Search code examples
rrollapply

Using Rollapply in a data table with a variable width in R


I want to use rollapply to a calculate a moving average in a data table in R. Each row in the data table is one month and I would like to average the last 36 months but will go as low as 24 if that is all that is available.

The code below calculates the 36 month moving average of "Points" ignoring NAs for each "username". Then it counts how many non-NAs there are and if it is less than 24 it sets the moving average to NA.
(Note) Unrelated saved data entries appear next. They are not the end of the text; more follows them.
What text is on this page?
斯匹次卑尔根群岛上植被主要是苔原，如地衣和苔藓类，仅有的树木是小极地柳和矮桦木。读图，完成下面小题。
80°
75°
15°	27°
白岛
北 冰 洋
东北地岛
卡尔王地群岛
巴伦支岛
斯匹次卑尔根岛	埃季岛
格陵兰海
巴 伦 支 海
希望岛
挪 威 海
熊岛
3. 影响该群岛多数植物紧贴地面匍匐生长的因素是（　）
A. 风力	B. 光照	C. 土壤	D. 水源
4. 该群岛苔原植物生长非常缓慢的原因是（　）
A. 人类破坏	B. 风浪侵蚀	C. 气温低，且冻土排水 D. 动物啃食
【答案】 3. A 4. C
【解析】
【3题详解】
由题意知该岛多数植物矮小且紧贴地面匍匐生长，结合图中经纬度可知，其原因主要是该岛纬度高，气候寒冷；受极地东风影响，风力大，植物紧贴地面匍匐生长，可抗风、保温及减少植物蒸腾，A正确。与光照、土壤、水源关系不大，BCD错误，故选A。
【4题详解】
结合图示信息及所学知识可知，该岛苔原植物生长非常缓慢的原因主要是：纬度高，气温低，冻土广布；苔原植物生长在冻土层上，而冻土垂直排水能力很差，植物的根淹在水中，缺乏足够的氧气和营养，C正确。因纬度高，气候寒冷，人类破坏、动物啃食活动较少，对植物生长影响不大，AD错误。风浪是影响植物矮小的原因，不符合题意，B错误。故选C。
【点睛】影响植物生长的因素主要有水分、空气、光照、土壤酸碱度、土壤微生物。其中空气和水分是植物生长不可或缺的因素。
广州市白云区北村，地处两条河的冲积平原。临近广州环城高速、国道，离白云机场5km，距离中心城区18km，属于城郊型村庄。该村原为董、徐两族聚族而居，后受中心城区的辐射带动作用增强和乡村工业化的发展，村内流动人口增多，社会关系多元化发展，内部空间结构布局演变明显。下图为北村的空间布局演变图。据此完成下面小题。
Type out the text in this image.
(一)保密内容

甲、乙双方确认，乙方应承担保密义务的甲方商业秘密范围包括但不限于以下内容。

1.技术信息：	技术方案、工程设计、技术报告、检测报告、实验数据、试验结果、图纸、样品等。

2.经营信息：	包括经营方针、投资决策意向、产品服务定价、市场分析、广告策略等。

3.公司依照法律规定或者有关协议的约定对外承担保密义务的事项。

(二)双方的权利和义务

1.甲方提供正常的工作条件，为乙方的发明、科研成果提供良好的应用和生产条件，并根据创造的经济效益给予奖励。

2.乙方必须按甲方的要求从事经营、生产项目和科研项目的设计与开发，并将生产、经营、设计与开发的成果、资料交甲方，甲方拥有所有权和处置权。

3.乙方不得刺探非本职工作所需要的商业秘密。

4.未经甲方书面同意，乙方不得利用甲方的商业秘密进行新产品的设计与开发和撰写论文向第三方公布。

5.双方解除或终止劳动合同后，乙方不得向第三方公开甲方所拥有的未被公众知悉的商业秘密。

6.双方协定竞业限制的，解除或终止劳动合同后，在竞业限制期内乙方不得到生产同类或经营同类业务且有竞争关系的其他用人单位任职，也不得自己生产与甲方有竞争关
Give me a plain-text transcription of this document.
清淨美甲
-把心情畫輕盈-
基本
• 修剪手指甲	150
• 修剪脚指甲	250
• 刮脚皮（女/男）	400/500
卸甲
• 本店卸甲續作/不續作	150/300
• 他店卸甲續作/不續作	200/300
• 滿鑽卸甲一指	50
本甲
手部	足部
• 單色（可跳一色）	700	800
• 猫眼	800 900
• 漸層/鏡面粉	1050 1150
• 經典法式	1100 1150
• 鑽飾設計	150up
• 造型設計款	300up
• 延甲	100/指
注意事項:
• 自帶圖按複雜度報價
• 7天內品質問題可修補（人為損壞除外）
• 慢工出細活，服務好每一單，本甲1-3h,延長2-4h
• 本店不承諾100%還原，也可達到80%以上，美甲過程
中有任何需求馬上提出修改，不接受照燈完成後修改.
dt[,MovAvg:=rollapply(Points,width=36,FUN=mean,fill=NA,alight="right",na.rm=TRUE),by="username"]
dt[,NACount:=rollapply(Points,width=36,FUN=function(x) sum(!is.na(x)),fill=NA,alight="right"),by="username"]
dt[,MovAvg:=ifelse(NACount>=24,MovAvg,NA)]

This code works fine except for in the beginning for rows 1-35. I would like it to calculate the moving average with the data available as long as there are at least 24 data points. Rollapply starts on row 36 because that is how I set the width.

Is there a way to do this in a data table? Thank you


Solution

  • For rolling mean and sum there are dedicated functions in zoo (rollmean and rollsum). If you want to apply the function for atleast 24 datapoints you can use the partial argument which is available only in rollapply. Also rollapply(...., align = 'right') is same as rollapplyr. You can try :

    library(data.table)
    library(zoo)
    
    dt[, MovAvg := rollapplyr(Points,36,mean,na.rm = TRUE, partial = 24,fill = NA),username]